If you check the flop and nobody has an Ace, it might be checked around and hands like KJ and JT get a free card.

Anyway, after betting the flop, if I'm raised, I just call. Remember, you are representing a weak Ace, so re-raising all-in is totally out of line. When the 2nd Ace hits the turn, I'd make 1/2 pot size bet into the raiser as if I have an Ace, but I don't think he does. Of course, he probably does, and will hopefully raise allin.

Let's say the 2 villians just called my bet on the flop. Now the turn is another Ace. I'd probably make a 1/2 pot size bet here into the 2 opponents. That would be about 100 (pot=220). Again, this is how some people would play a weak Ace or even a Queen. Hopefully, one of them puts all their chips in.

If they just call, the pot is 520 on the river. I'd bet 400 and see what happens (unless the board pairs, dammit).

I just don't like the idea of always checking or checking raising with monster hands. If you check/call or it's checked around, the pot stays small. You want to build the pot so that your opponents are pot committed by the river. Betting out has the added benefit of pricing out long-shot draws.

Check raising is also not ideal. This shows great strength and raises a red flag with many players.

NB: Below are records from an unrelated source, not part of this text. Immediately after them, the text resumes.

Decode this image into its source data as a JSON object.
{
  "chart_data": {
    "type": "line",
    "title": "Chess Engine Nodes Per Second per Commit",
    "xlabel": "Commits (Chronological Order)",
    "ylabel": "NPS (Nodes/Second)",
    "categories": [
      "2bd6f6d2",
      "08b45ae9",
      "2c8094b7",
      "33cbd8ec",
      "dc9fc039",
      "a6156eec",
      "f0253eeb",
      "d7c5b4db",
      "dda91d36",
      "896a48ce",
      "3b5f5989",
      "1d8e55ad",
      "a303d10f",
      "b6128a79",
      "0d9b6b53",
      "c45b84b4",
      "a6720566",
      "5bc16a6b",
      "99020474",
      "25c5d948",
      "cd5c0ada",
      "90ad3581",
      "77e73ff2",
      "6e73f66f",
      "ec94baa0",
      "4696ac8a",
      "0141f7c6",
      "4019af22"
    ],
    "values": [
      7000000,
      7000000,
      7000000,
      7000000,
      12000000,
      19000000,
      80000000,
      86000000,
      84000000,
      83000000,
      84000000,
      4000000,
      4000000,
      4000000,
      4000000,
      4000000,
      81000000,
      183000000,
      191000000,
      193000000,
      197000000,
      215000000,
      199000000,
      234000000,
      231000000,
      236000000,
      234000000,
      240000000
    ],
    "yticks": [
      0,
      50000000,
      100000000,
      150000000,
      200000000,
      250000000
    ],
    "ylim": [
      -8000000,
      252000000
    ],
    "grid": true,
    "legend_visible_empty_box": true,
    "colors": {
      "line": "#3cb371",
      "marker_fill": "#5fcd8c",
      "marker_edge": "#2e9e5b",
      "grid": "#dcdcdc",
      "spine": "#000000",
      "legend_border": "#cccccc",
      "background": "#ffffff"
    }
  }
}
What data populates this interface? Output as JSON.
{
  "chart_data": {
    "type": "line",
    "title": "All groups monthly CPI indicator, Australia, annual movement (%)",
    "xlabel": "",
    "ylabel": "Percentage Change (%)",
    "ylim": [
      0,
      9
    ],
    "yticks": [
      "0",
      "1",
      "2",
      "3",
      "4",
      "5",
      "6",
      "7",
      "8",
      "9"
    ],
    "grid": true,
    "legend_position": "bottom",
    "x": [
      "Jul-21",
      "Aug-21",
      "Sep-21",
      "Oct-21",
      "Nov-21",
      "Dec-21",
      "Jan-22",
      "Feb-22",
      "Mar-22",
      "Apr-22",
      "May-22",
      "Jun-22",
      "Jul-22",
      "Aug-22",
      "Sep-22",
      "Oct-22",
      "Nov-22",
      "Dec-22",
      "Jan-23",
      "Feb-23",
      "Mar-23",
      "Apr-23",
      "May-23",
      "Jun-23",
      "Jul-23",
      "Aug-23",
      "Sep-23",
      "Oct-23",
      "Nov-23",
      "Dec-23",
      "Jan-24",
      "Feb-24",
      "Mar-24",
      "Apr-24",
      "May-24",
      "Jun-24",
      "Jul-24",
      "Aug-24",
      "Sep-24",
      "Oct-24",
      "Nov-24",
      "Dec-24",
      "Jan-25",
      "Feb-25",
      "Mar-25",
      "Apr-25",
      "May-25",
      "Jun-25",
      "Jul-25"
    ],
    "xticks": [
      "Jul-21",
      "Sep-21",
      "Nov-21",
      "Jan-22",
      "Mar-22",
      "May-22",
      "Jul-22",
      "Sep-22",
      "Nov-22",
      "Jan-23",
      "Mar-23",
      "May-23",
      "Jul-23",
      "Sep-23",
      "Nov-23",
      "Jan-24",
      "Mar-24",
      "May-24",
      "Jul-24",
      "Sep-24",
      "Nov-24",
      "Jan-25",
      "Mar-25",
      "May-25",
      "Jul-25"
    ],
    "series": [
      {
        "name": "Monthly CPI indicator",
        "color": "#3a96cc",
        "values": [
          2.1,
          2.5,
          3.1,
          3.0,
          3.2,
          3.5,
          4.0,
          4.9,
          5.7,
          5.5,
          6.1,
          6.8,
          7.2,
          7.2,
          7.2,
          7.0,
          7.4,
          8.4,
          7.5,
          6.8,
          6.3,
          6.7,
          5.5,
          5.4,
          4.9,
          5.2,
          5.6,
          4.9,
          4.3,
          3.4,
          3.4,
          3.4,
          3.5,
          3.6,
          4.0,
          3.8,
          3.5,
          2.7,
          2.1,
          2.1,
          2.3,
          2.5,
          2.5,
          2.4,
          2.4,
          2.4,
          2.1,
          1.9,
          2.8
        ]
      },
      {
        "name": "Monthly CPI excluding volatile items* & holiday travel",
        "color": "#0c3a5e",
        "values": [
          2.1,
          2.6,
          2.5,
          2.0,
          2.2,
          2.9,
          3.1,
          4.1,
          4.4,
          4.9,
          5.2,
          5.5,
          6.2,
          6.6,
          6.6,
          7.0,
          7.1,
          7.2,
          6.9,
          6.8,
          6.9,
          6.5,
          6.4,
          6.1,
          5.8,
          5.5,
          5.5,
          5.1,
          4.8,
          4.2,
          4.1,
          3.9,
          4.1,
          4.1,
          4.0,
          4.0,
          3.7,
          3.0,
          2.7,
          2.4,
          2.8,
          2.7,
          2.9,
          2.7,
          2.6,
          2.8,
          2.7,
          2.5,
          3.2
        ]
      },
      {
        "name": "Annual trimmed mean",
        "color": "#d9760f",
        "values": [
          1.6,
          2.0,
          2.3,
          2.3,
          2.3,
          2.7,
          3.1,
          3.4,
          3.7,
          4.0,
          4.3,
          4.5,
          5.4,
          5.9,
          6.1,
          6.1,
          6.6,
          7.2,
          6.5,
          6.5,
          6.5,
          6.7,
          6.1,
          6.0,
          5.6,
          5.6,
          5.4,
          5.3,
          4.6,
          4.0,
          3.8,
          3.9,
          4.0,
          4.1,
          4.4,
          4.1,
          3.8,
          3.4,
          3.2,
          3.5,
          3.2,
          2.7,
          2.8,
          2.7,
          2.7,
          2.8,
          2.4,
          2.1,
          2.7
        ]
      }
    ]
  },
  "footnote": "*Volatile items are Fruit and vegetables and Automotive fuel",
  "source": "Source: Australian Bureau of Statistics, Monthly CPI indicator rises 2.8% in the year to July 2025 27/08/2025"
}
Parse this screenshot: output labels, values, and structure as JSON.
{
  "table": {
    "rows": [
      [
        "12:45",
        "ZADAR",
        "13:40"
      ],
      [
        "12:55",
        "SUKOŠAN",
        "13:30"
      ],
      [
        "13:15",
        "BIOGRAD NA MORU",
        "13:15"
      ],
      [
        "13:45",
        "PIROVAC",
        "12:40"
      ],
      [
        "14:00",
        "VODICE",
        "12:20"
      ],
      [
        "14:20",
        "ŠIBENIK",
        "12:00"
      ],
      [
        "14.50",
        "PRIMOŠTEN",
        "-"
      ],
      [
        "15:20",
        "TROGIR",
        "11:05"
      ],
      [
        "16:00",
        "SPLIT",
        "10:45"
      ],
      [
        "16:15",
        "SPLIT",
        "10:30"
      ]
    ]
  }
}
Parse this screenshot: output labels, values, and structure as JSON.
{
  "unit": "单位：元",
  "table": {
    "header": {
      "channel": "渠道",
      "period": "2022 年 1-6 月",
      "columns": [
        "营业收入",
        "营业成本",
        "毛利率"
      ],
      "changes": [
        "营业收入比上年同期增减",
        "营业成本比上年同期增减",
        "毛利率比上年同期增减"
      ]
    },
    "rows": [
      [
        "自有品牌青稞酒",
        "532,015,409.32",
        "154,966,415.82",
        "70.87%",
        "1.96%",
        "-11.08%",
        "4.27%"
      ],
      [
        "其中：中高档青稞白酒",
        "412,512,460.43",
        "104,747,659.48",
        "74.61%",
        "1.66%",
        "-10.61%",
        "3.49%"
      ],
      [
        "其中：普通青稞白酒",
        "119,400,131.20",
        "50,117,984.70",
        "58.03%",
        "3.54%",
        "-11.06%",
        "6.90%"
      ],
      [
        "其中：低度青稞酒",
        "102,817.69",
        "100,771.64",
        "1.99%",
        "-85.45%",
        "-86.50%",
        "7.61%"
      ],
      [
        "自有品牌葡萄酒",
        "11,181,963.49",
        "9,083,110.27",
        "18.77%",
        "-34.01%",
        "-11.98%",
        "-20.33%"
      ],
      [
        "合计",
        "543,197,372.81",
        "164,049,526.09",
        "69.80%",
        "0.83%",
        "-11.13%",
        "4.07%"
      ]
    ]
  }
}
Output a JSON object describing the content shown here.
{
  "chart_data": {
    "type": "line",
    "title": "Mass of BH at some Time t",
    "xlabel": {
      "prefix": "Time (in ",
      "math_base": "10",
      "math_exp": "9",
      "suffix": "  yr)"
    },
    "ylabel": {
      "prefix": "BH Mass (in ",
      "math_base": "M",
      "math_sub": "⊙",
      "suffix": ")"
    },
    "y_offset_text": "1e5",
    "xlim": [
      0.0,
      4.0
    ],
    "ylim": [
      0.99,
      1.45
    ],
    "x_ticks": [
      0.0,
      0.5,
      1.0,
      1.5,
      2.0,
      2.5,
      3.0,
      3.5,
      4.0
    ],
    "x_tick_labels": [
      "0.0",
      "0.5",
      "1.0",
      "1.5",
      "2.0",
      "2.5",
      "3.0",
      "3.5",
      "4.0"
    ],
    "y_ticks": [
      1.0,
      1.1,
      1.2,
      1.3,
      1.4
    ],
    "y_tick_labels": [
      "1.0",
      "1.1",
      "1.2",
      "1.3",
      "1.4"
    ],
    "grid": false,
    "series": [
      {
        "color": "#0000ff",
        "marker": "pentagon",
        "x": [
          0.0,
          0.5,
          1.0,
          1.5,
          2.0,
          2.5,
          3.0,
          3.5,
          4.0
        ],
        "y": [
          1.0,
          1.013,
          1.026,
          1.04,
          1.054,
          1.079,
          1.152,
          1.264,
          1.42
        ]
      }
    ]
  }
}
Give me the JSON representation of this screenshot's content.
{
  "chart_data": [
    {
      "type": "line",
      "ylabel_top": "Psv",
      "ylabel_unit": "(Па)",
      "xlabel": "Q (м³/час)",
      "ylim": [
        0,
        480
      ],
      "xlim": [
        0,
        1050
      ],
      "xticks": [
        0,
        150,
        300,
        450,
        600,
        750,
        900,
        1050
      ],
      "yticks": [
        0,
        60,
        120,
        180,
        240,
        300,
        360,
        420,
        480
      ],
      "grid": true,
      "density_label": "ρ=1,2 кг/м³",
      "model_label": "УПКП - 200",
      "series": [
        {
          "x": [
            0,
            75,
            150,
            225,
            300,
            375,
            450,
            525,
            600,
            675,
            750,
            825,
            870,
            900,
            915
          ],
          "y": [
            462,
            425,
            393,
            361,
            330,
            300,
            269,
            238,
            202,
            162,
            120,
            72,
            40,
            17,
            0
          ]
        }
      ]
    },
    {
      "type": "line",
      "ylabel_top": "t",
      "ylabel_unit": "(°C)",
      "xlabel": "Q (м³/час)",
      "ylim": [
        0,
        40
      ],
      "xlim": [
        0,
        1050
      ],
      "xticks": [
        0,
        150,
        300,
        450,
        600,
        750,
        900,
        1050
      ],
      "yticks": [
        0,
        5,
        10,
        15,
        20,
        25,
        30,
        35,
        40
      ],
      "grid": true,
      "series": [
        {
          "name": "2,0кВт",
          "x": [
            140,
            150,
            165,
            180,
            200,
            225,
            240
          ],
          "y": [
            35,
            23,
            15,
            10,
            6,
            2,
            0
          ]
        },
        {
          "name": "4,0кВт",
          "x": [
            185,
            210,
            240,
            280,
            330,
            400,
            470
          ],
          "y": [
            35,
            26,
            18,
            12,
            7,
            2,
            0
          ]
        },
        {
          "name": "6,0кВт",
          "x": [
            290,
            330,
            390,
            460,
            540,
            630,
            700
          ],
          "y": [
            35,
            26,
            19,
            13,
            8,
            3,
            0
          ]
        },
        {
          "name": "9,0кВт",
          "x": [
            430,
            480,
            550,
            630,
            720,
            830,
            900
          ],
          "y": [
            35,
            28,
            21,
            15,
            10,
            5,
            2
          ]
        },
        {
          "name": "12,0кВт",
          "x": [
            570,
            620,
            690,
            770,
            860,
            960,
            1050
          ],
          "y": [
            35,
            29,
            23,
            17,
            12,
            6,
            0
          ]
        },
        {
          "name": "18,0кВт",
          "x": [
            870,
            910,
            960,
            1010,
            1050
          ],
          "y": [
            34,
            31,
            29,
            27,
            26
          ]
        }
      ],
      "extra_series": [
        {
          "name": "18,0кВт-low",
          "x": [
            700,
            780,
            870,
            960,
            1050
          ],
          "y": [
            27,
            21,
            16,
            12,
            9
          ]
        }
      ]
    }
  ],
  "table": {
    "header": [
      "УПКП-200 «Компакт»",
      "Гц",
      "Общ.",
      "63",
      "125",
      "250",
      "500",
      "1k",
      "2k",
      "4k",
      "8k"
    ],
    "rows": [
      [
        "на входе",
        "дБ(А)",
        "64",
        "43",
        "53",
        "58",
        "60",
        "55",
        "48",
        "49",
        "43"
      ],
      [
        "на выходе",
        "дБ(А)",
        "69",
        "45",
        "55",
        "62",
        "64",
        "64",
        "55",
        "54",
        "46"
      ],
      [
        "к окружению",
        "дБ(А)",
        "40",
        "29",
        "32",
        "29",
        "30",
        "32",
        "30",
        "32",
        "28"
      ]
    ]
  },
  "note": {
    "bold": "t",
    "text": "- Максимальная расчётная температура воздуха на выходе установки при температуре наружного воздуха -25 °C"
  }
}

Check raising all-in takes away all of your opponent's perceived fold equity. (Of course, they have no fold equity, but they don't know that.) You want to encourage them to raise all-in, rather than force them to call an all-in.

Maybe it's an artifact of limit play, but people love to slowplay big hands by checking the flop and then check-raising on the turn. A big checkraise into a small pot is a sure way to lose a fish that you should have hooked. A min-checkraise is a huge red flag as well.

Remember, the only way to win a big pot is if your opponent has a good hand. Don't be afraid to bet. If they have a good hand, they aren't going to fold. If the don't, they'll fold, big deal. They weren't going to pay you off anyway.